Aku duduk di pangkuan suamiku, menghadapinya. Penisnya yang keras berada di pintu masuk vaginaku yang sangat basah. Dia membantuku menarik gaunku ke atas kepala, dan menikmati pemandangan tubuh telanjangku.

“Kau sangat cantik…” Bisiknya.

Dia masuk ke dalam diriku dan berkata,

“Aku akan memberimu begitu banyak kenikmatan sampai kamu akan tertidur selama seminggu!”

Aku melingkarkan lenganku di tubuhnya yang seksi saat dia mulai menggerakkan pinggulnya. Kami berpelukan erat sambil mengusap punggung masing-masing. Suamiku membelai salah satu payudaraku sebelum memelukku lagi dengan kedua lengannya sambil berciuman penuh gairah. Aku mengerang karena kenikmatan sambil mendengarkan erangan suamiku dan menikmati sensasi tangan suamiku yang membelai tubuhku. Aku sedikit bergerak, menanggapi kenikmatan saat suamiku menggerakkan pinggulnya ke dalam diriku. Aku menengadahkan kepalaku ke belakang saat merasakan napas panas suamiku di dadaku di antara ciumannya di sana, dan di payudaraku. Area kewanitaanku berdenyut dan aku mengalami orgasme yang luar biasa kuat, menyebabkan kakiku meronta-ronta saat aku memeluknya, dan dia memelukku, tubuh kami saling menempel.
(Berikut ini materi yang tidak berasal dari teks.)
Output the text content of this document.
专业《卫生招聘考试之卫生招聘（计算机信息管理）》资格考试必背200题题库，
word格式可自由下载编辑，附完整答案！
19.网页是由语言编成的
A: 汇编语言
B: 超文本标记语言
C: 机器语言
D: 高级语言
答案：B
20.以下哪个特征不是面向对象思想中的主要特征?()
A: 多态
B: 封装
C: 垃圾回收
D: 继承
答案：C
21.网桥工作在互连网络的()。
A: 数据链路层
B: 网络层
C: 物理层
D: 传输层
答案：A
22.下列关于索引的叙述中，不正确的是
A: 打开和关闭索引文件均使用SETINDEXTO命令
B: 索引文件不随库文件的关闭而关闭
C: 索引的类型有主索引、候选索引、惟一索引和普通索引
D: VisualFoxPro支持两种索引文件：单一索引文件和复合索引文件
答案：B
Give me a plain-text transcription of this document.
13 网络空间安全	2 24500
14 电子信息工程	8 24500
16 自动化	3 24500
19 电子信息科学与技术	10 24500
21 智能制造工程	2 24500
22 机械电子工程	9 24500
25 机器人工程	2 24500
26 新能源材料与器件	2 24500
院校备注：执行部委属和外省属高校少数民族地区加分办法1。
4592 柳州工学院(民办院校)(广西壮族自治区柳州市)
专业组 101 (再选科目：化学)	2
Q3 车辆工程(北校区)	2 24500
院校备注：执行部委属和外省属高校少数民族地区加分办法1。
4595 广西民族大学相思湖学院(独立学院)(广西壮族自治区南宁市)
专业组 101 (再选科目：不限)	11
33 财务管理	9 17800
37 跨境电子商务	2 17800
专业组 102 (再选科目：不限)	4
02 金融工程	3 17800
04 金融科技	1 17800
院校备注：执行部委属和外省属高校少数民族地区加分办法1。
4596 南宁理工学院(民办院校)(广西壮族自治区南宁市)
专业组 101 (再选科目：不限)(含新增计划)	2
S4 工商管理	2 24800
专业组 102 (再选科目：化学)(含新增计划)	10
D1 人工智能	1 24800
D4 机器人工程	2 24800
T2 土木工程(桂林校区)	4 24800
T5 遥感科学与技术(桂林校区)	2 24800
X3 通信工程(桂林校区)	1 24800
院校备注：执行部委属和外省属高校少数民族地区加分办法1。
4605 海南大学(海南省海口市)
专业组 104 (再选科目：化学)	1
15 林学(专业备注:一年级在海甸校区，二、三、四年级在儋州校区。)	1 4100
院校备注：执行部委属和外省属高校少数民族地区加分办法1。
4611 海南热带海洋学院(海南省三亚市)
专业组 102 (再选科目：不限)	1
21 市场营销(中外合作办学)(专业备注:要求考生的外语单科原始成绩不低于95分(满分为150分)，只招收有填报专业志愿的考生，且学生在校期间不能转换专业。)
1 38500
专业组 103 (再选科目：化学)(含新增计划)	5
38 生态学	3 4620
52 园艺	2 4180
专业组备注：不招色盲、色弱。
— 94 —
Kami berpelukan erat selama beberapa saat ketika aku turun. Aku mencium leher suamiku sambil mengelus rambutnya. Suamiku berbaring dan sekitar sedetik kemudian aku dengan lembut membaringkan tubuhku di atasnya sementara dia meregangkan tubuh. Kami berciuman penuh gairah dan dia mulai bergerak lagi. Dia memijat punggungku sambil mendorong dan menciumku.

“Kamu selalu seksi, dan kamu lebih seksi lagi saat orgasme. Aku suka mendengar erangan dan jeritan orgasmemu, dan merasakan reaksi tubuhmu yang penuh ekstasi. Aku suka saat kamu orgasme, sayangku. Aku suka memberimu kenikmatan, dan melihat wajahmu yang cantik saat orgasme sambil mengeluarkan jeritan ekstasi yang penuh gairah.”
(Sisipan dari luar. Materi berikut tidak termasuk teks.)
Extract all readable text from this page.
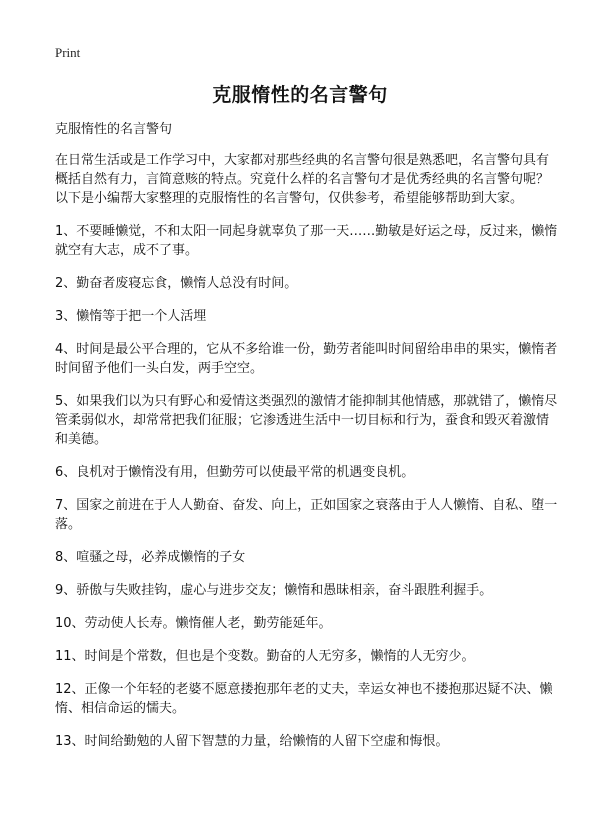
Print
克服惰性的名言警句

克服惰性的名言警句

在日常生活或是工作学习中，大家都对那些经典的名言警句很是熟悉吧，名言警句具有概括自然有力，言简意赅的特点。究竟什么样的名言警句才是优秀经典的名言警句呢？以下是小编帮大家整理的克服惰性的名言警句，仅供参考，希望能够帮助到大家。

1、不要睡懒觉，不和太阳一同起身就辜负了那一天……勤敏是好运之母，反过来，懒惰就空有大志，成不了事。
2、勤奋者废寝忘食，懒惰人总没有时间。
3、懒惰等于把一个人活埋
4、时间是最公平合理的，它从不多给谁一份，勤劳者能叫时间留给串串的果实，懒惰者时间留予他们一头白发，两手空空。
5、如果我们以为只有野心和爱情这类强烈的激情才能抑制其他情感，那就错了，懒惰尽管柔弱似水，却常常把我们征服；它渗透进生活中一切目标和行为，蚕食和毁灭着激情和美德。
6、良机对于懒惰没有用，但勤劳可以使最平常的机遇变良机。
7、国家之前进在于人人勤奋、奋发、向上，正如国家之衰落由于人人懒惰、自私、堕一落。
8、喧骚之母，必养成懒惰的子女
9、骄傲与失败挂钩，虚心与进步交友；懒惰和愚昧相亲，奋斗跟胜利握手。
10、劳动使人长寿。懒惰催人老，勤劳能延年。
11、时间是个常数，但也是个变数。勤奋的人无穷多，懒惰的人无穷少。
12、正像一个年轻的老婆不愿意搂抱那年老的丈夫，幸运女神也不搂抱那迟疑不决、懒惰、相信命运的懦夫。
13、时间给勤勉的人留下智慧的力量，给懒惰的人留下空虚和悔恨。
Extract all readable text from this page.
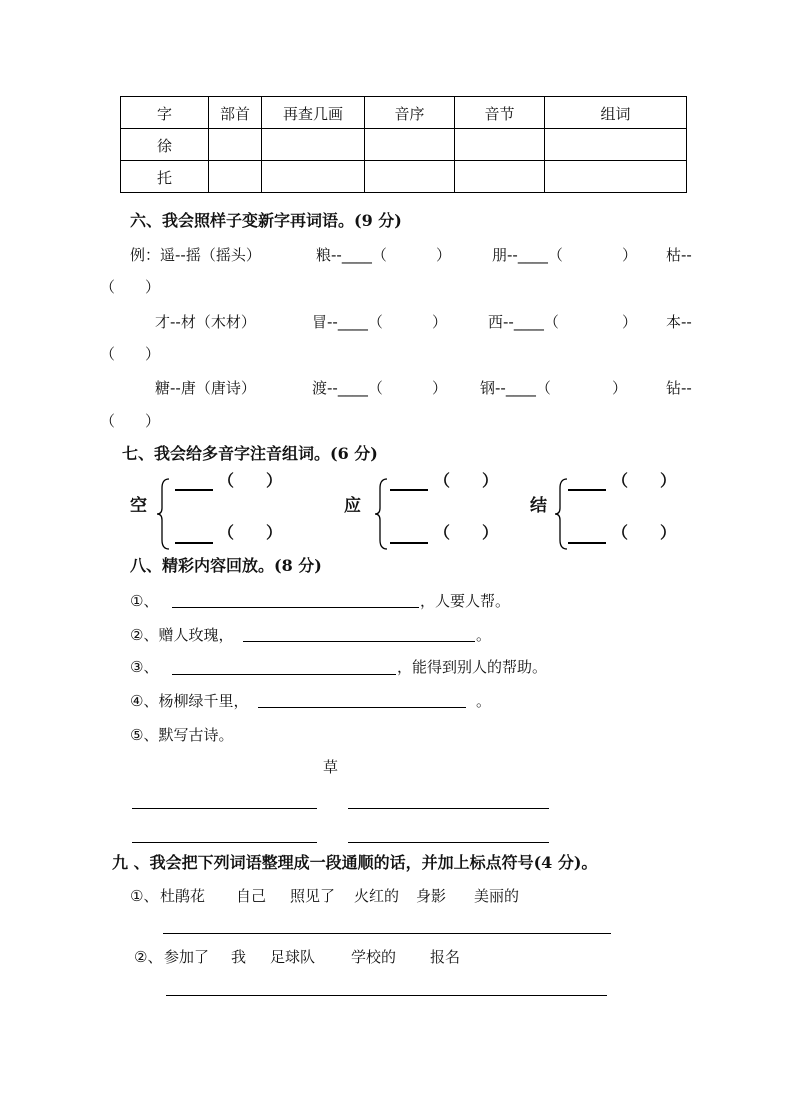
字	部首	再查几画	音序	音节	组词
徐					
托					
六、我会照样子变新字再词语。(9 分)
例：遥--摇（摇头）	粮--____（	）	朋--____（	） 枯--
（　　）
才--材（木材）	冒--____（	）	西--____（	） 本--
（　　）
糖--唐（唐诗）	渡--____（	） 钢--____（	）	钻--
（　　）
七、我会给多音字注音组词。(6 分)
空
（　　）
（　　）
应
（　　）
（　　）
结
（　　）
（　　）
八、精彩内容回放。(8 分)
①、	，人要人帮。
②、赠人玫瑰，	。
③、	，能得到别人的帮助。
④、杨柳绿千里，	。
⑤、默写古诗。
草
九 、我会把下列词语整理成一段通顺的话，并加上标点符号(4 分)。
①、 杜鹃花 自己 照见了 火红的 身影 美丽的
②、 参加了 我 足球队 学校的 报名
Dia mendorong dengan penuh gairah, memberiku kenikmatan yang luar biasa, dan aku kembali mencapai orgasme yang lebih dahsyat sambil berbaring di atas tubuh seksi suamiku saat dia juga mencapai orgasme yang kuat. Kami berpelukan erat saat mencapai klimaks bersama. Kami berdua benar-benar kelelahan saat kembali tenang. Aku mencium leher suamiku, seperti dia mencium leherku. Dia mencium pipiku, dengan tangannya lembut menangkup kepala dan leherku.

Aku menyandarkan kepalaku di dadanya sementara dia membelai helai-helai rambutku yang lembut.